Daß Labour derzeit direkt an die Tories verliert, hat mit den beiden Parteiführern sicher am wenigsten zu tun. Immer noch finden 84 Prozent der Labour-Anhänger, Wilson sei der beste Premierminister, und nur 58 Prozent der Tories glauben, daß Edward Heath ein guter Oppositionsführer sei. Selbst nach seinen jüngsten Erfolgen schrieb die – dem Tory-Anhänger Thompson gehörende, gewiß nicht sozialistische – „Sunday Times“, Heath sei eine Alternative für Fatalisten, und das Beste, was man ruhigen Gewissens über die derzeitigen Konservativen sagen könne sei, daß es sie überhaupt gebe.

In solch sarkastischem Beistand wird Wilson keinen Trost suchen. Denn da rührt sich nur etwas von der englischen Sympathie für den allzu geprügelten Hund, ein Almosen, das man freigebig verteilt und von dem zum Beispiel Sir Alec Douglas Home bis an sein seliges Ende zehren wird, während man es Eden nie gegönnt hat, auch Macmillan nicht.

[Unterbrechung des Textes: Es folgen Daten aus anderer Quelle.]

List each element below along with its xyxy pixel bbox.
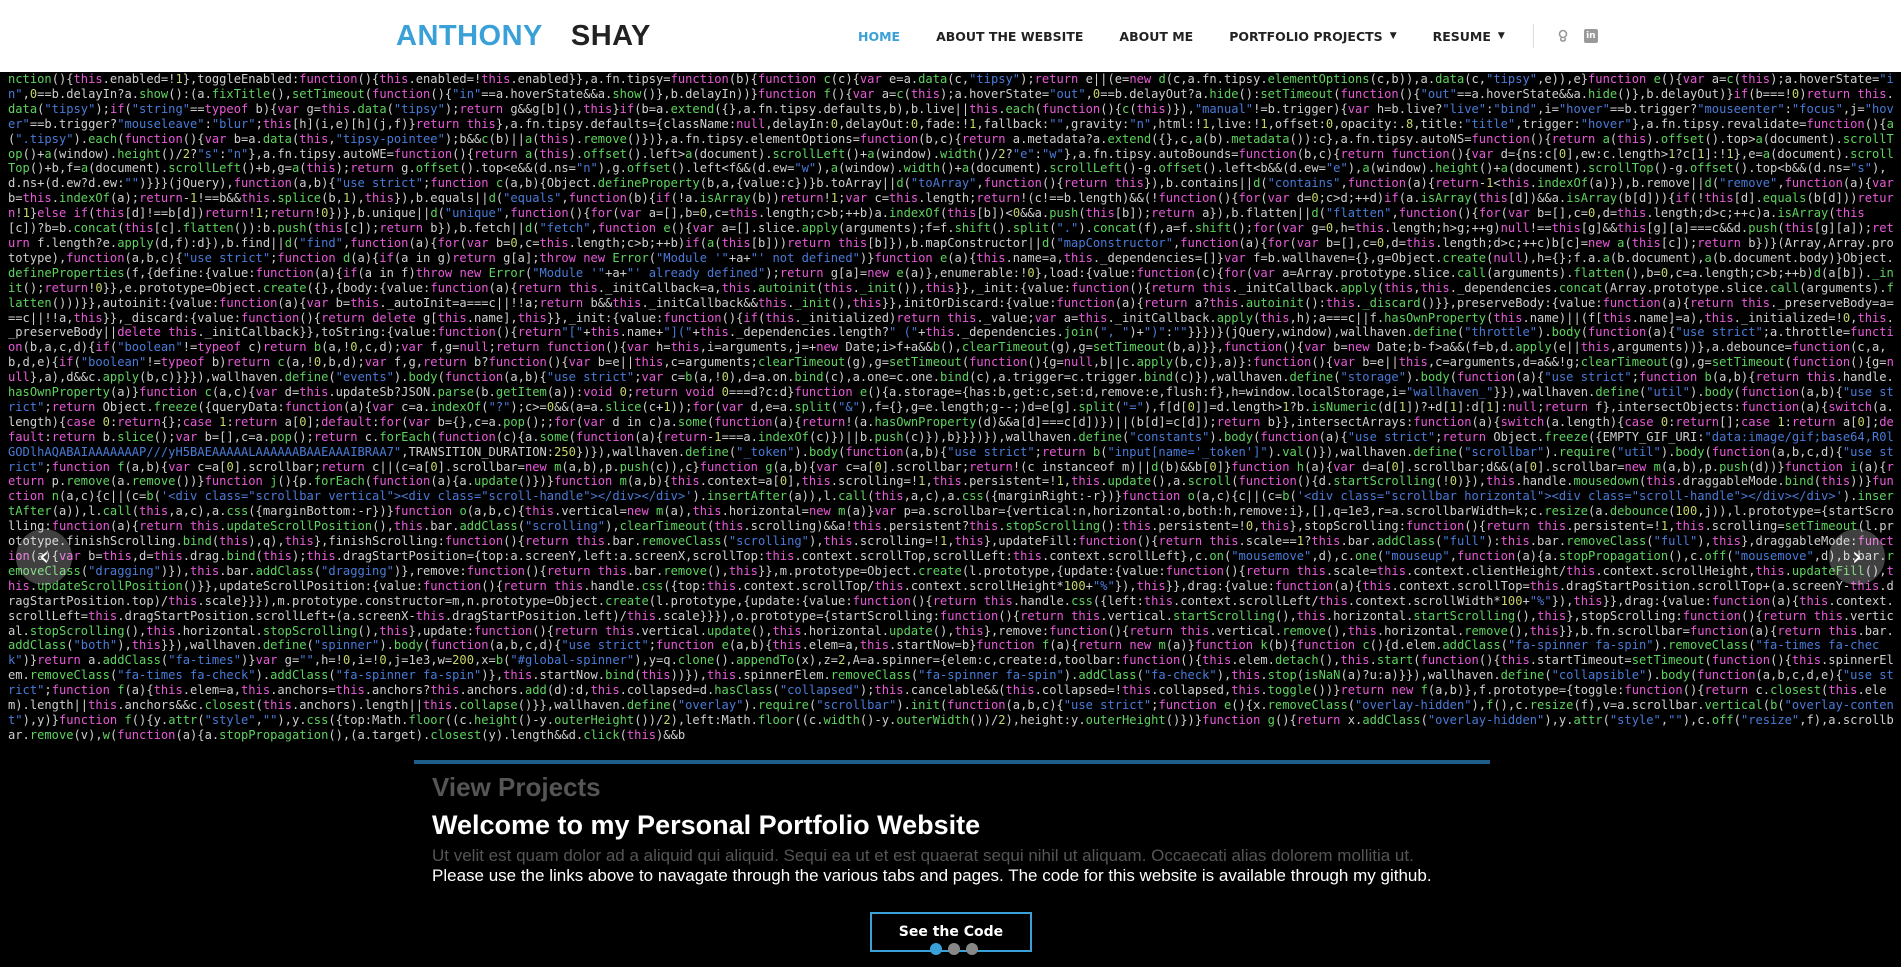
chevron-down-icon: ▼ (1389, 31, 1397, 41)
chevron-left-icon: ‹ (38, 542, 50, 572)
caption-previous-text: Ut velit est quam dolor ad a aliquid qui… (432, 846, 1414, 865)
nav-about-me-label: ABOUT ME (1119, 28, 1194, 44)
nav-home[interactable]: HOME (858, 29, 900, 44)
nav-about-website[interactable]: ABOUT THE WEBSITE (936, 29, 1083, 44)
github-icon[interactable] (1556, 29, 1570, 43)
social-links: in (1556, 29, 1598, 43)
hero-caption: View Projects Welcome to my Personal Por… (414, 760, 1490, 967)
main-nav: HOME ABOUT THE WEBSITE ABOUT ME PORTFOLI… (858, 0, 1598, 72)
slider-dot[interactable] (966, 943, 978, 955)
nav-resume-label: RESUME (1432, 28, 1491, 44)
nav-home-label: HOME (858, 28, 901, 44)
slider-prev-button[interactable]: ‹ (16, 529, 72, 585)
slider-dots (930, 943, 978, 955)
slider-next-button[interactable]: › (1829, 529, 1885, 585)
nav-about-me[interactable]: ABOUT ME (1119, 29, 1193, 44)
nav-portfolio-projects[interactable]: PORTFOLIO PROJECTS ▼ (1229, 29, 1396, 44)
hero-slider: nction(){this.enabled=!1},toggleEnabled:… (0, 72, 1901, 967)
code-background: nction(){this.enabled=!1},toggleEnabled:… (8, 72, 1901, 742)
caption-previous-title: View Projects (432, 772, 601, 802)
nav-divider (1532, 24, 1534, 48)
chevron-down-icon: ▼ (1497, 31, 1505, 41)
caption-title: Welcome to my Personal Portfolio Website (432, 810, 981, 840)
slider-dot[interactable] (930, 943, 942, 955)
caption-text: Please use the links above to navagate t… (432, 866, 1432, 885)
site-logo[interactable]: ANTHONY SHAY (396, 20, 651, 53)
chevron-right-icon: › (1851, 542, 1863, 572)
logo-last-name: SHAY (570, 20, 651, 52)
nav-about-website-label: ABOUT THE WEBSITE (936, 28, 1084, 44)
nav-resume[interactable]: RESUME ▼ (1433, 29, 1505, 44)
site-header: ANTHONY SHAY HOME ABOUT THE WEBSITE ABOUT… (0, 0, 1901, 72)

Um so erstaunlicher muß es sein, daß die enttäuschte Liebe zu Labour und die noch nicht wieder erwachte Zuneigung zu den Tories nicht dritte und vierte Parteien nur so aus dem Boden schießen läßt. Bei den jüngsten Nachwahlen gab es lediglich in Acton, einem Londoner Wahlkreis, einen gewissen Erfolg für einen Unabhängigen, der mit seiner Anti-Einwanderungspolitik immerhin sechs Prozent der Stimmen holte. Unter einem Verhältniswahlrecht wäre das ein böses Omen für die Zukunft, hier hat man nur die Achseln gezuckt. Das Mehrheitswahlrecht mag auch in England nicht immer fabelhaft klare Parlamentsverhältnisse schaffen, aber es hält die Sekten und die Narren fern. Diese Funktion wird niemand unterschätzen.

Selbst wenn die Nationalisten in Schottland und Wales wider Erwarten alle Wahlkreise erobern sollten, so wären das nur 107 von insgesamt 630 Sitzen. Das englische Mehrheitswahlrecht ist vor allem auch ein Wahlrecht der englischen Mehrheit. Dieses Wahlrecht wird sein Teil dazu beitragen, die ungeliebten Tories 1970 oder 1971 sicher ins Amt zurückzubringen. Es steht nicht mehr in der Macht der Wilson-Regierung, neue Katastrophen durch Gegenmaßnahmen abzufangen. Keine Pfundkrise darf sich mehr ereignen, kein Kanal gesperrt, kein Krieg erklärt werden. Obendrein müssen die Konsumabschöpfungsmaßnahmen ihre erwünschte Wirkung tun. Die Gewerkschaften müssen stillhalten und zusehen, wie zwar die Preise steigen, nicht dagegen die Löhne.

Die Partei muß ihre Führungskrise bereinigen, und die Fraktion darf sich nicht, wenn sie weiter zusammenschrumpft auf Mehrheiten von nur noch sechzig oder fünfzig Sitzen, den Luxus massiver Stimmenthaltungen im Stil der beiden letzten Jahre gönnen, und George Brown und Emanuel Shinwell dürfen nicht mehr in den Teezimmern des Unterhauses Miene machen, sich im nächsten Augenblick vor aller Augen erwürgen zu wollen. Wer findet, daß dies alles nicht zu viel erwarten heißt, der kann sich auch für Labour noch eine Chance ausrechnen.

Immerhin verlor Macmillan 1962 ähnlich hoch bei den Nachwahlen. Und trotz skandalöser Profumo-Krise, turbulentem Führungswechsel und ständig wachsender Staatsverschuldung brachte der vielbelachte Sir Alec Douglas Home die schwer zerrüttete Tory-Partei 1964 bis auf drei Sitze an den Wahlsieg heran. Wer damals fand, das sei nicht zu erwarten gewesen, der muß Labours Chancen sogar noch höher veranschlagen.